Source: The post challenges facing agriculture exports from India has been created, based on the article “What we need is a farmer–friendly agri–export policy” published in “Indian express” on 13th May 2024.
UPSC Syllabus Topic: GS Paper 3-Agriculture – Marketing of agricultural produce.
Context: The article discusses the decline in India’s agricultural exports, which fell short of the government’s target. It explains that government policies, global prices, and trade restrictions have impacted exports. Challenges facing agriculture exports from India
For detailed information on How India’s agricultural exports fell read this Article here
What is the current state of India‘s agricultural exports?

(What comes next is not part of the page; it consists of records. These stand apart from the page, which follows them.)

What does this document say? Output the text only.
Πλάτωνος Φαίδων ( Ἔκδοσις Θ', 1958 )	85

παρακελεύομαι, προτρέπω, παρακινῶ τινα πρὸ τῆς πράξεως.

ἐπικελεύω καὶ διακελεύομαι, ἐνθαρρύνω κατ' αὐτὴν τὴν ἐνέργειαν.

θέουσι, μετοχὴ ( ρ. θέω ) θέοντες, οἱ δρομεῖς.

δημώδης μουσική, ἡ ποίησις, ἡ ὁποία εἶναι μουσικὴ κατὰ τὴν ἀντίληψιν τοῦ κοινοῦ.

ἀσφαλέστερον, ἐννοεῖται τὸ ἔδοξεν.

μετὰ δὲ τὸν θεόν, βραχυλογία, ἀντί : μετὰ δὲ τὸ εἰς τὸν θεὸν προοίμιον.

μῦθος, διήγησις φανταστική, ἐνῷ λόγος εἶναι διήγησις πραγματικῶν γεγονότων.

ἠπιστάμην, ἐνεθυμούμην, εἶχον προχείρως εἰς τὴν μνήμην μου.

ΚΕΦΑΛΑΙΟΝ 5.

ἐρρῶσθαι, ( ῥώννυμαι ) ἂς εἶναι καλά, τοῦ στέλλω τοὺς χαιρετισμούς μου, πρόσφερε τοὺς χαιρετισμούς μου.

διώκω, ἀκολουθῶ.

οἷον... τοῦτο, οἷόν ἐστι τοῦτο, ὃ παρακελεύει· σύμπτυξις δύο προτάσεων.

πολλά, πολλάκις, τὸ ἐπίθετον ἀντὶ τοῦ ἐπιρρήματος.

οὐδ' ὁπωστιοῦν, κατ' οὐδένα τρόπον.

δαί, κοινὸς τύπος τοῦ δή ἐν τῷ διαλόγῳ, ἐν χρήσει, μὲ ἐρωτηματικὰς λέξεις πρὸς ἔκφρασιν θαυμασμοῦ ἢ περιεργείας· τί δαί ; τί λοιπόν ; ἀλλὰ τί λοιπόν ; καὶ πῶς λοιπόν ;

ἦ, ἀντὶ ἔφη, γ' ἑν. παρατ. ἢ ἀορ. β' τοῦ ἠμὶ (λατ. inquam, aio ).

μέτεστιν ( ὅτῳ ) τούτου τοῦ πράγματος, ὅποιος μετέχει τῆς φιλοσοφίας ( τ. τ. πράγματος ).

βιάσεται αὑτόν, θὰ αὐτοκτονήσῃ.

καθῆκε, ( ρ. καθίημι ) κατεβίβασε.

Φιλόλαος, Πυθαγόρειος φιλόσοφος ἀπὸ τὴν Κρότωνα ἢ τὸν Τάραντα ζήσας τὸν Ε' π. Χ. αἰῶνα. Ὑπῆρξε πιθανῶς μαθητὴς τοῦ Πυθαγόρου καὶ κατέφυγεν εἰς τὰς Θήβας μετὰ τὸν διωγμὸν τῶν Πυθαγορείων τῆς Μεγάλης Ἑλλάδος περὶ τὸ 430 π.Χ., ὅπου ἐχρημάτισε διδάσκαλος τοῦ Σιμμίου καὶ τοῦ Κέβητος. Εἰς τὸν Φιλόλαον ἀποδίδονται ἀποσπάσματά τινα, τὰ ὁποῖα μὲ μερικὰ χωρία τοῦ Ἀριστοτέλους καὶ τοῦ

The target for agricultural exports set by the Indian government was $60 billion in 2022. However, in 2023-24, exports only reached $48.9 billion, marking an 8% decline from $53.2 billion in the previous year.
Between 2004-05 to 2013-14, agricultural exports grew by almost 500%, from $8.7 billion to $43.3 billion. However, growth has slowed significantly Between 2014-15 to 2023-24, with only a 1.9% annual growth rate.

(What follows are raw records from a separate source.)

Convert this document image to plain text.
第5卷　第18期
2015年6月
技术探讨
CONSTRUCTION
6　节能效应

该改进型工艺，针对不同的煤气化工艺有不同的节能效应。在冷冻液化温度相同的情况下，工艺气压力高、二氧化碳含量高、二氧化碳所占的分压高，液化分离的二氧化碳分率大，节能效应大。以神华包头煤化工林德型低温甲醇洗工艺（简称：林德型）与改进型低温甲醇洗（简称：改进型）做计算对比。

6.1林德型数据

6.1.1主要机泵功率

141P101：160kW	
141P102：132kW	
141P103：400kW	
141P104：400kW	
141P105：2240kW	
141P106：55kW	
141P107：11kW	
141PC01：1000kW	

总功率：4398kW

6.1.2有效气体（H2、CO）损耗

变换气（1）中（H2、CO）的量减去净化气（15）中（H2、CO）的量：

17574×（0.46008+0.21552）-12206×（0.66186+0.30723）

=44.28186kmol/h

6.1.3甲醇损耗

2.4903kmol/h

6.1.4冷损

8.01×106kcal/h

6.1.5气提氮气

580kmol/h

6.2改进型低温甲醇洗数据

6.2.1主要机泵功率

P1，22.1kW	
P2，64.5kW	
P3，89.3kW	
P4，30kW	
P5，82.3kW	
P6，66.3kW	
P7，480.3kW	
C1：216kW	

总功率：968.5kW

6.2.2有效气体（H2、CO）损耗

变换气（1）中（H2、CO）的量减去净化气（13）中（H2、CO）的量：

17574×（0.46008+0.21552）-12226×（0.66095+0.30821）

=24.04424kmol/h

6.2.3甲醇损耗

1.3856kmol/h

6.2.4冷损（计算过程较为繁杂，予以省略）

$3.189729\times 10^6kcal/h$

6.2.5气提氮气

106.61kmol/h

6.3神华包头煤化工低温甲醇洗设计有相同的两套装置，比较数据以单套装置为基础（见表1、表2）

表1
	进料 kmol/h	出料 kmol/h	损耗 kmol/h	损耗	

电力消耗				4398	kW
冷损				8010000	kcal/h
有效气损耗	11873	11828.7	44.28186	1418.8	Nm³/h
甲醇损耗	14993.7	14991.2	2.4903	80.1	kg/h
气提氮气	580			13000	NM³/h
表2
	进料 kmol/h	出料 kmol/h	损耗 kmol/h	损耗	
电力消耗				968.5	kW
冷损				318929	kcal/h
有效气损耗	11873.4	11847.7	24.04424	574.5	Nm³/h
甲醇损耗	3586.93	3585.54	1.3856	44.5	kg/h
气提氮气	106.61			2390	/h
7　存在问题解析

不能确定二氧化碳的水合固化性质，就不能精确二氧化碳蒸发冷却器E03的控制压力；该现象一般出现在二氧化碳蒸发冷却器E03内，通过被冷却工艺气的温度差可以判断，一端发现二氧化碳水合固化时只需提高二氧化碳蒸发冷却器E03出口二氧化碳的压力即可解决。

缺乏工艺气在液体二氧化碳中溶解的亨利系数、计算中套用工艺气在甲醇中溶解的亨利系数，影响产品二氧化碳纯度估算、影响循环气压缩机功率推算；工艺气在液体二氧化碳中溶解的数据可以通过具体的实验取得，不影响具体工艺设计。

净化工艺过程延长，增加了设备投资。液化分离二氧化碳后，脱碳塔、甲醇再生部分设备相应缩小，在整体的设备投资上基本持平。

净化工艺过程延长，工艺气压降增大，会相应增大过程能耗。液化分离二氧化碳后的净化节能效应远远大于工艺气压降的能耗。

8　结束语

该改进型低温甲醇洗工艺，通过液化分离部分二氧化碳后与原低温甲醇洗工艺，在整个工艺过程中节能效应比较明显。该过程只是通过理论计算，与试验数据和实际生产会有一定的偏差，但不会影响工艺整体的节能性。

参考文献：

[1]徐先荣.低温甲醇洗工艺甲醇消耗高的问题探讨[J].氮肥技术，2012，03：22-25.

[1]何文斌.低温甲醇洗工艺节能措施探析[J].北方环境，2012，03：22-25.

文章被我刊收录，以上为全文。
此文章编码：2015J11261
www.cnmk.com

The main exports include rice ($10.4 billion), marine products ($7.3 billion), spices ($4.25 billion), bovine meat ($3.7 billion), and sugar ($2.8 billion).
What Factors Affect India‘s Agricultural Exports?
Global Market Prices: When global prices rise, Indian exports increase. For example, during the high growth phase, high global prices led to a surge in exports.
Domestic Export Policies: Restrictions and bans on commodities like wheat, rice, sugar, and onions affect exports. For instance, after banning wheat exports in May 2022 and imposing restrictions on rice and sugar, there was a notable impact on trade volumes and values.
Economic Measures: Imposing duties such as the 20% duty on non-basmati rice exports affects the export competitiveness and pricing in international markets.
What should be done to improve farmer incomes and make agriculture more competitive globally?
Modify Export Policies: Implement optimal export taxes instead of bans, such as a suggested 15% duty on rice. This approach helps balance domestic supply with export potential.
Invest in Agriculture: Invest in agricultural research and efficient farming practices like precision agriculture. These investments reduce costs and improve competitiveness.
Address Ecological Impacts: Focus on sustainable farming to preserve resources, particularly water, as rice cultivation is notably water intensive.
Rebalance Policies: Adjust policies like the high minimum export prices for onions, which currently disadvantage farmers, to better support farmer incomes and make domestic and export markets more equitable.
Question for practice:
Examine the factors contributing to the decline in India’s agricultural exports and propose strategies to improve farmer incomes and enhance global competitiveness.